The Simple Things That Aren’t So Simple

by jenniemacphee

Jennie MacPhee-Woodburn

Arundhati Roy’s first novel The God of Small Things is a beautifully and politically charged piece set in Kerala, India.  The story tells the account of two-egg twins Rahel and Estha which jumps back and forth between their childhood and reunion after being separated for twenty-five years.  Rahel is the predominant narrator who shares with the reader their childhood experiences with inter-caste love affairs, incest, pedophilia, and the “love laws”.

At the young age of seven, the twins’ lives are changed forever after the arrival of their English cousin Sophie Mol.  However, the beginning of the novel starts with the end of the story with Sophie Mol’s funeral, who tragically dies accidentally.  The novel takes off, presenting numerous and seemingly unimportant detail and events.  We quickly learn that Roy is intending to remind us that it is the small moments in life, as opposed to major moments, that ultimately change our lives and define who we are.

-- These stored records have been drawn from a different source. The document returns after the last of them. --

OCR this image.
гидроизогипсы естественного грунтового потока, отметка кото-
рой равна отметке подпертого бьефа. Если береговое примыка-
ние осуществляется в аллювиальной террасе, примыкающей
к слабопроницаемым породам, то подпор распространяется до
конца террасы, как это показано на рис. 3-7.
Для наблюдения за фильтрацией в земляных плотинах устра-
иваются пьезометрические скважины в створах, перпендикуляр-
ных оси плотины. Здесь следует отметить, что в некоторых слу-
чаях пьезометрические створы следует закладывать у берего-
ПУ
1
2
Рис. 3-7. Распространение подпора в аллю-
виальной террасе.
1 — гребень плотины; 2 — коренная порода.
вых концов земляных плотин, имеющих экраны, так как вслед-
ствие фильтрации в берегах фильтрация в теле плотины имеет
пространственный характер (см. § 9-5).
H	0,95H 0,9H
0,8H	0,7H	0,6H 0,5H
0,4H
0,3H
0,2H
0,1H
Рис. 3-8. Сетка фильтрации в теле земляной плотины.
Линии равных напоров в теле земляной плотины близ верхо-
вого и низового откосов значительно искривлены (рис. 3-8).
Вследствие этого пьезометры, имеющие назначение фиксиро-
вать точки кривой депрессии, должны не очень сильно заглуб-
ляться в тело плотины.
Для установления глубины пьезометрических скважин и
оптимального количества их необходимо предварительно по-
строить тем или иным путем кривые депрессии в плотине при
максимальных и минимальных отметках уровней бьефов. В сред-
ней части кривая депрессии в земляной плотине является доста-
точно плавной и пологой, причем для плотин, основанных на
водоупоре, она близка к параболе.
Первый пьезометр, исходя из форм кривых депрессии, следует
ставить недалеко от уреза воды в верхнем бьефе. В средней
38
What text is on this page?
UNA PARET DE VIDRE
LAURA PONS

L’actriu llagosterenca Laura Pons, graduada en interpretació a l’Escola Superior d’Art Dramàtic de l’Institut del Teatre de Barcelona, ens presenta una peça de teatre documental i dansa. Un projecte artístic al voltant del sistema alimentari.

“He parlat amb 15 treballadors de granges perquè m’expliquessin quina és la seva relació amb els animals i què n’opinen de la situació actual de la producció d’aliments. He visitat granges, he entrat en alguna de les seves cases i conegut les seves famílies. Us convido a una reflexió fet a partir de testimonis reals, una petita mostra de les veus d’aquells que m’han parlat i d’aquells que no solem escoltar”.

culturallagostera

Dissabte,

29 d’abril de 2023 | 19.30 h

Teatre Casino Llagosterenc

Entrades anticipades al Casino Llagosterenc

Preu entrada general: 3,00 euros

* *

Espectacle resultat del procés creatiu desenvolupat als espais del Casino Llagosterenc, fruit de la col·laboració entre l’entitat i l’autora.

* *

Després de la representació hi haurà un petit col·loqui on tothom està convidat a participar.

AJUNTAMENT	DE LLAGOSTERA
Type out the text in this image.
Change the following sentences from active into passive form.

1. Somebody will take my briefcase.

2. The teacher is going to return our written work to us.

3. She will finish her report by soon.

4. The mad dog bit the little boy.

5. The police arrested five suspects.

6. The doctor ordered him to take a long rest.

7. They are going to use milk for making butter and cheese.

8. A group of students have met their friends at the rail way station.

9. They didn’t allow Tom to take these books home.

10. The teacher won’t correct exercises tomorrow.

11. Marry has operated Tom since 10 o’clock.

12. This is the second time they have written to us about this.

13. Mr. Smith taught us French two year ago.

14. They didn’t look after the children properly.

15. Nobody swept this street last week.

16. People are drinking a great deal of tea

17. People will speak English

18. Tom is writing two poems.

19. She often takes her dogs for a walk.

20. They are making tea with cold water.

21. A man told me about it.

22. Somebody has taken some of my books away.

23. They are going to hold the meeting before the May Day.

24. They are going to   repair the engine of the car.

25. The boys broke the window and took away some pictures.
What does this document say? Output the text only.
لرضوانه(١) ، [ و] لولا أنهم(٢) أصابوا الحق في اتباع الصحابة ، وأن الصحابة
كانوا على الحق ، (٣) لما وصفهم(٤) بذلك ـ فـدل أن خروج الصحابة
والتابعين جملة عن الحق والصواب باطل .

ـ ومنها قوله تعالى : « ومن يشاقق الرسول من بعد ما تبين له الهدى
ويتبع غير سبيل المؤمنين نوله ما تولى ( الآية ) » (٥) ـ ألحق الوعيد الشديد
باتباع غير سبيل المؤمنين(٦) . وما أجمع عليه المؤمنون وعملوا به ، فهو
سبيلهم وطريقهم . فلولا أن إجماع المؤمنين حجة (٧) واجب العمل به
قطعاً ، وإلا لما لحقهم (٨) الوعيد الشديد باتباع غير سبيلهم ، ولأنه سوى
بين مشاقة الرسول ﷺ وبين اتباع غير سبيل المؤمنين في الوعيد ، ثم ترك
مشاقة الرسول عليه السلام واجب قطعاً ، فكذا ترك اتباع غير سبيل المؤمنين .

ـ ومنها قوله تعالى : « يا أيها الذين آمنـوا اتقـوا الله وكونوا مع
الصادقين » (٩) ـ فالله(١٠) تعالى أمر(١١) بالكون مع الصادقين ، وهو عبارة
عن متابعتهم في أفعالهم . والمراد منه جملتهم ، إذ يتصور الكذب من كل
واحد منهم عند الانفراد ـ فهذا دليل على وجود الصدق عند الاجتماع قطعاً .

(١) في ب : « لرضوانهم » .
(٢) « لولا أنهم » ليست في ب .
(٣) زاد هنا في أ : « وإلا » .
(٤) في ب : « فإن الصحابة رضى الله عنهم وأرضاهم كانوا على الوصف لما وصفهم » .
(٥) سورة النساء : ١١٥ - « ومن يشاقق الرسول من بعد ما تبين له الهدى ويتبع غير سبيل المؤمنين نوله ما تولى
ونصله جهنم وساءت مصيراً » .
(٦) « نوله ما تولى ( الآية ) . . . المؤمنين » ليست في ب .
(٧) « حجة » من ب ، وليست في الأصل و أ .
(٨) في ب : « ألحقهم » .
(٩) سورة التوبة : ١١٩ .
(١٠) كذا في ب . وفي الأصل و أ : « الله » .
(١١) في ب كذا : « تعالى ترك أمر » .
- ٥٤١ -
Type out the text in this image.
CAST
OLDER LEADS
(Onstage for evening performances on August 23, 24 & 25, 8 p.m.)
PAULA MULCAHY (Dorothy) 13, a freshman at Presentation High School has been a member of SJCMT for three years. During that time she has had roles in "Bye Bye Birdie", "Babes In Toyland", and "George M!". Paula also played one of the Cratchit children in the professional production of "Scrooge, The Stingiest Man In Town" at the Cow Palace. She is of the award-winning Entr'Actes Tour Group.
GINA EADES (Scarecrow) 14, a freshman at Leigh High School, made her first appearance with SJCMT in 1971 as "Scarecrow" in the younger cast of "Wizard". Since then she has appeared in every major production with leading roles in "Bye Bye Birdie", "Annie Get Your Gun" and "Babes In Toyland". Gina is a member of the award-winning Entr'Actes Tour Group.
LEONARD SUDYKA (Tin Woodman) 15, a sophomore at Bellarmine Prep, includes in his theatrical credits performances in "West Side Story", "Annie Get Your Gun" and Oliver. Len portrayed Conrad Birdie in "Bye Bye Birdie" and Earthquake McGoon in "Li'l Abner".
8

Roy’s richly expressive words focus on emphasizing the misuse of words, the power of one look and innocent curiosity.  As opposed to the more conventional writing style, there is significantly more emphasis on the small details that lead up to the climax, as opposed to the actual climax itself.  With the use of a seven year old child as narrator for most of the novel, readers are exposed to intense themes and mature events through the eyes of innocent interpretation.  Because of this style of writing and such focus on simplicity, readers may feel as if Roy is trying to make light of such catastrophic events.  But from the first chapter, we are clued into what is coming later on, although somewhat below the surface.  We are instead reminded that it is indeed the quickest, simplest moments in our lives that mould us as individuals.